Moses's vision would include the creation of Verrazano Street, which would run through the Bedford and Downing Street neighborhood.  In 1957, a demolition permit for 19 Bedford Street was issued.  But Moses's grand project stalled.  Residents of 19 Bedford Street remained in their apartments, unsure of their futures here.

Twenty-nine years after the building was condemned, on November 13, 1980, The Villager reported on the city's plan of "demapping" of Verrazano Street--in other words, erasing the never-built thoroughfare from the map.  The tenants, who had been renting month-to-month from the city, were nervous.  Two months later, the newspaper reported, "Most of the rents in the buildings are very low and a large number of tenants are low-income or elderly people.  If the street is demapped, the buildings could be sold and the tenants evicted."

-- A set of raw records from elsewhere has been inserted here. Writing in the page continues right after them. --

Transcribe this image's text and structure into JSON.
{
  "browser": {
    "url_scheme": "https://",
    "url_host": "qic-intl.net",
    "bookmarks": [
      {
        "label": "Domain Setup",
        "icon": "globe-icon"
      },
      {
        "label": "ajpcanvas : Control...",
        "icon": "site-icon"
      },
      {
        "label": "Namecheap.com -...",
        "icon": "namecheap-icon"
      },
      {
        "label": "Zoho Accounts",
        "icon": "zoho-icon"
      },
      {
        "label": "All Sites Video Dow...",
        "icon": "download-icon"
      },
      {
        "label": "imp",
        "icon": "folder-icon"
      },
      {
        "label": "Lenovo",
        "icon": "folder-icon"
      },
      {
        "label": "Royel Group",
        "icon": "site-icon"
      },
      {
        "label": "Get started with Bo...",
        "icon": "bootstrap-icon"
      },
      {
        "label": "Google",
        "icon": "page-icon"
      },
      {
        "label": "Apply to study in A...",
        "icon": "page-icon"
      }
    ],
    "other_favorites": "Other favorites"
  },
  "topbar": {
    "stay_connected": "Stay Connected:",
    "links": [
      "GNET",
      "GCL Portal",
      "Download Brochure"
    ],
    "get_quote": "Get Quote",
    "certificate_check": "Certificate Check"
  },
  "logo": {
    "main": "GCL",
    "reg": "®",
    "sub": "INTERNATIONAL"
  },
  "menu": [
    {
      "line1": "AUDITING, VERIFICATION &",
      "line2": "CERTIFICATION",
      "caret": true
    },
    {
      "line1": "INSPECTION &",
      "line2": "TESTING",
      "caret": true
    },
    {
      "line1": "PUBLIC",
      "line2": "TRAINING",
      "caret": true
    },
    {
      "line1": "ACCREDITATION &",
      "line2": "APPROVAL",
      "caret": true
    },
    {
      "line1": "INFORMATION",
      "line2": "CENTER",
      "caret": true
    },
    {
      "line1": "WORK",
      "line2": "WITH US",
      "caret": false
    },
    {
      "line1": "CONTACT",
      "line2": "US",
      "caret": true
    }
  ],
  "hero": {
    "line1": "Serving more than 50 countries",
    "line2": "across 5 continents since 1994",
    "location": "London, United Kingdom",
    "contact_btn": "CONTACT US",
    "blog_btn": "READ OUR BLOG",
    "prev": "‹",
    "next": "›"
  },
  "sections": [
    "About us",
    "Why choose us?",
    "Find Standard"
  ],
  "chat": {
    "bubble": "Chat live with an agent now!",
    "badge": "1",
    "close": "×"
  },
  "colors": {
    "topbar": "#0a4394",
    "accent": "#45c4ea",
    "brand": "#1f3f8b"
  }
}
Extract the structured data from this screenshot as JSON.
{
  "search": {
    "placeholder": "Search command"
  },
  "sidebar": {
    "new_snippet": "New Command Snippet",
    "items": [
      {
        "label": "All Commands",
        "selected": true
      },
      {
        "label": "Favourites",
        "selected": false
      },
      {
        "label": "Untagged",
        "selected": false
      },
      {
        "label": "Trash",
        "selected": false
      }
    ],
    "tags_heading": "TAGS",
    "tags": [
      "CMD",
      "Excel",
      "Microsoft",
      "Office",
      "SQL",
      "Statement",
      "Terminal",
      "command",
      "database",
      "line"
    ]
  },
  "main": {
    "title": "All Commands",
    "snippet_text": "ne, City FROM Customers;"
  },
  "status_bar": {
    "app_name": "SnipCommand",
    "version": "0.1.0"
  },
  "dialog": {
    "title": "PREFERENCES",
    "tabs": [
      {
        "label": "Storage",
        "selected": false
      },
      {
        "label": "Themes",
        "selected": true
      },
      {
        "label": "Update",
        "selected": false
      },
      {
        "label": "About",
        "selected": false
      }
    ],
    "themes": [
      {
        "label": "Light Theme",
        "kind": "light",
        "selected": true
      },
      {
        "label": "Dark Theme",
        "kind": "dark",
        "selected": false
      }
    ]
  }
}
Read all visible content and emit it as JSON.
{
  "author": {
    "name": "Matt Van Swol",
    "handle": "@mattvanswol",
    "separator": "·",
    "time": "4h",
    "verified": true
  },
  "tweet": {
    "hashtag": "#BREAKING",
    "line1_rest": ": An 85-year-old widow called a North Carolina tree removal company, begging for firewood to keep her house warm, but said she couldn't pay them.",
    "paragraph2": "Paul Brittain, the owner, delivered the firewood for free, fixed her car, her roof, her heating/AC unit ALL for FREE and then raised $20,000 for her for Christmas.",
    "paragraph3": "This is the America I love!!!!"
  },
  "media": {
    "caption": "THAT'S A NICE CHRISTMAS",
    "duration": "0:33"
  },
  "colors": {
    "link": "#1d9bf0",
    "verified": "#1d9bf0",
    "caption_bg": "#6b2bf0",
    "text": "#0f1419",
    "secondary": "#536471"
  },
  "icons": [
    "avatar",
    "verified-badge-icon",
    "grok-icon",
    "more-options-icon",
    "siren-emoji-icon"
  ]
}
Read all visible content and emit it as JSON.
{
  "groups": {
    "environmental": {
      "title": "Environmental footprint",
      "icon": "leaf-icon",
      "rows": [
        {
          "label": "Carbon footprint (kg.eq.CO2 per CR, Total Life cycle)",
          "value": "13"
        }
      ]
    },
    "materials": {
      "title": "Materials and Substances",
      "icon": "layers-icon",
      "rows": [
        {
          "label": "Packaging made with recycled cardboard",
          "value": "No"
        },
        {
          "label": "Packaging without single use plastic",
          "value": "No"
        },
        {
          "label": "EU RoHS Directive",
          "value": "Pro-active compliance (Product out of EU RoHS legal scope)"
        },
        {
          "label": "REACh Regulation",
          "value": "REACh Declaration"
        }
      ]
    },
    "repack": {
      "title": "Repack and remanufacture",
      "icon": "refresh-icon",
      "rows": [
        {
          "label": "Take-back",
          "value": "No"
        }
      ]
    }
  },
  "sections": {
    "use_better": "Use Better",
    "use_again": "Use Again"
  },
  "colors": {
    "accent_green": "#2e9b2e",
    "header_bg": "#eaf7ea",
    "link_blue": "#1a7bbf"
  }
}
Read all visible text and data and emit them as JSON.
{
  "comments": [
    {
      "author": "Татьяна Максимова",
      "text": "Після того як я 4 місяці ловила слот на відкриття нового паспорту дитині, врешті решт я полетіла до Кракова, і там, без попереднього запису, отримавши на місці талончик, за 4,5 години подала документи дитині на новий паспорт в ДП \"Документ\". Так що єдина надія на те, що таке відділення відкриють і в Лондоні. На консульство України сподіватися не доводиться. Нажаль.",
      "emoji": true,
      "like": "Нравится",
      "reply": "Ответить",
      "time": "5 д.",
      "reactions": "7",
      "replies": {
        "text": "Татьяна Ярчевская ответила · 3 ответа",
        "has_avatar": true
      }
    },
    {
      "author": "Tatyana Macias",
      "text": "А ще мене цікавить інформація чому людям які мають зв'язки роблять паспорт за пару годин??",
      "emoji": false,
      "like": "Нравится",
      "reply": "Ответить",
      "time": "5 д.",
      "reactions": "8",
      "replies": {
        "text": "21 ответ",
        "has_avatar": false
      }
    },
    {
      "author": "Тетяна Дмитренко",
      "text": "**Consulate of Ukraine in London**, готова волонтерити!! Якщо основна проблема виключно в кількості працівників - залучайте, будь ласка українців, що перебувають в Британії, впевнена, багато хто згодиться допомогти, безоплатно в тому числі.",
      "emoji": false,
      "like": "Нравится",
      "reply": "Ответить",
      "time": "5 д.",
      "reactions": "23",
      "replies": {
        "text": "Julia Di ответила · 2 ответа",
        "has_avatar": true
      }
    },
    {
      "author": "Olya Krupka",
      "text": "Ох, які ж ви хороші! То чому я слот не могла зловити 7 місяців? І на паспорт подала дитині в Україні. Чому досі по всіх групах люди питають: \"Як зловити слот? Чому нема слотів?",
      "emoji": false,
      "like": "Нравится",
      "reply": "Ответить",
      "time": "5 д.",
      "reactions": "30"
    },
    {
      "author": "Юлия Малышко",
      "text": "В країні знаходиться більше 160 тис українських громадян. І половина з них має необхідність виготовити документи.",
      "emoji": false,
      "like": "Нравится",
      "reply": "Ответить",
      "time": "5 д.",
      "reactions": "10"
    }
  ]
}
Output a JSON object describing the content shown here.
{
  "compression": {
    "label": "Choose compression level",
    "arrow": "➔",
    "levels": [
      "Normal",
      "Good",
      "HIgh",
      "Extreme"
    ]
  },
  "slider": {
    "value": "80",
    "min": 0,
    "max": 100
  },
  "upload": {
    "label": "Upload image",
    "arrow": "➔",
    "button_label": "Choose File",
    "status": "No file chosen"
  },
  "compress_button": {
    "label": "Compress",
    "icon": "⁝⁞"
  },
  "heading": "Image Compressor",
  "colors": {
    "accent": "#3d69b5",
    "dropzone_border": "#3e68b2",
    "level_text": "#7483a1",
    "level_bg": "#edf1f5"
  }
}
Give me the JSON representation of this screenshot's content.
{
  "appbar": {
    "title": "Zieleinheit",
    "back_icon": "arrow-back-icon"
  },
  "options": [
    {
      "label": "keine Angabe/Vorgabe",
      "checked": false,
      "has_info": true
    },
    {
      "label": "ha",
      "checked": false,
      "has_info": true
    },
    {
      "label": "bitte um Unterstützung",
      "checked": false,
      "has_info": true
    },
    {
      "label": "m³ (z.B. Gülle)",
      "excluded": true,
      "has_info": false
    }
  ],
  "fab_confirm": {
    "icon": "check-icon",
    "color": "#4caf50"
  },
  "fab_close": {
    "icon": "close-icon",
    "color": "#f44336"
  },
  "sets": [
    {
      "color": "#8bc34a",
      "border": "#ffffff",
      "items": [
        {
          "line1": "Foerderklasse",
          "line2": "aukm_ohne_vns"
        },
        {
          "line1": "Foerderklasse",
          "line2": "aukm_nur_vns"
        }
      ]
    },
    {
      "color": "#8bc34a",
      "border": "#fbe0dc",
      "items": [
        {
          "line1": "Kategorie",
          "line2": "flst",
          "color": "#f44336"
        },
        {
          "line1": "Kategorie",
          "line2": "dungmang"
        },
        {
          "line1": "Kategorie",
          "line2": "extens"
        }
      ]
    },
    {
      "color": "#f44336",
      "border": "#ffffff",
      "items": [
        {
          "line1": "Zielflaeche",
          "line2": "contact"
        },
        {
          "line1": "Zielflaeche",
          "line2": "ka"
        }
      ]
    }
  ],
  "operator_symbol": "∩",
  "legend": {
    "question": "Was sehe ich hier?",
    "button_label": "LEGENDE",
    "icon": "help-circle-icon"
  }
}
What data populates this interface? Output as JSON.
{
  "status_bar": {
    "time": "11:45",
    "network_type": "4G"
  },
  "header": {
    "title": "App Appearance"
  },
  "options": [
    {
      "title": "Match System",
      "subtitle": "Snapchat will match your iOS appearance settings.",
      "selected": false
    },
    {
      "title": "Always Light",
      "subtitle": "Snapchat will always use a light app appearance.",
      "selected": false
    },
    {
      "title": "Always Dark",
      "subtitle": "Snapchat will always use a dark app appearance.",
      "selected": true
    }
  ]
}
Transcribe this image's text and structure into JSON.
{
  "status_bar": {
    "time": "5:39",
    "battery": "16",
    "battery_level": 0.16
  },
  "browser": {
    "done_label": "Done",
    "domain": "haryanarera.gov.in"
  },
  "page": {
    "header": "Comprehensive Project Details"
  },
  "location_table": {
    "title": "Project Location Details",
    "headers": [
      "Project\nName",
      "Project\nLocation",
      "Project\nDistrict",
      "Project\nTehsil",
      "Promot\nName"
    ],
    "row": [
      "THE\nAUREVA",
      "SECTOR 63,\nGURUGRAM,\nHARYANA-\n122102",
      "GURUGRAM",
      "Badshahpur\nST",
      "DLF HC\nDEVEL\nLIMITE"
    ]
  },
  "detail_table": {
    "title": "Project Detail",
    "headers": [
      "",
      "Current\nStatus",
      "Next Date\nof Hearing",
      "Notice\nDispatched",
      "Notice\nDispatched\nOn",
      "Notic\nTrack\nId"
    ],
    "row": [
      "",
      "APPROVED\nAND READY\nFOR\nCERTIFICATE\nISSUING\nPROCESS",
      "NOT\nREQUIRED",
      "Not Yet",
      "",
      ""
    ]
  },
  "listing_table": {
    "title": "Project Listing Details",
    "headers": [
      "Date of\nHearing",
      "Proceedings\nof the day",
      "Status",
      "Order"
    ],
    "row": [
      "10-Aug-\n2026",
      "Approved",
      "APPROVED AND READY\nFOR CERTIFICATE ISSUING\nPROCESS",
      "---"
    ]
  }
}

Of course, Verrazano Street was demapped and, happily, Robert Moses's extraordinary Lower Manhattan Expressway was scrapped.  No. 19 Bedford Street was sold by the city and the purchaser converted the building to five co-operative apartments, one per floor including the former storefront.  In eliminating the ground floor shop, a veneer of brick covered the unsightly concrete blocks of the 1940 renovation.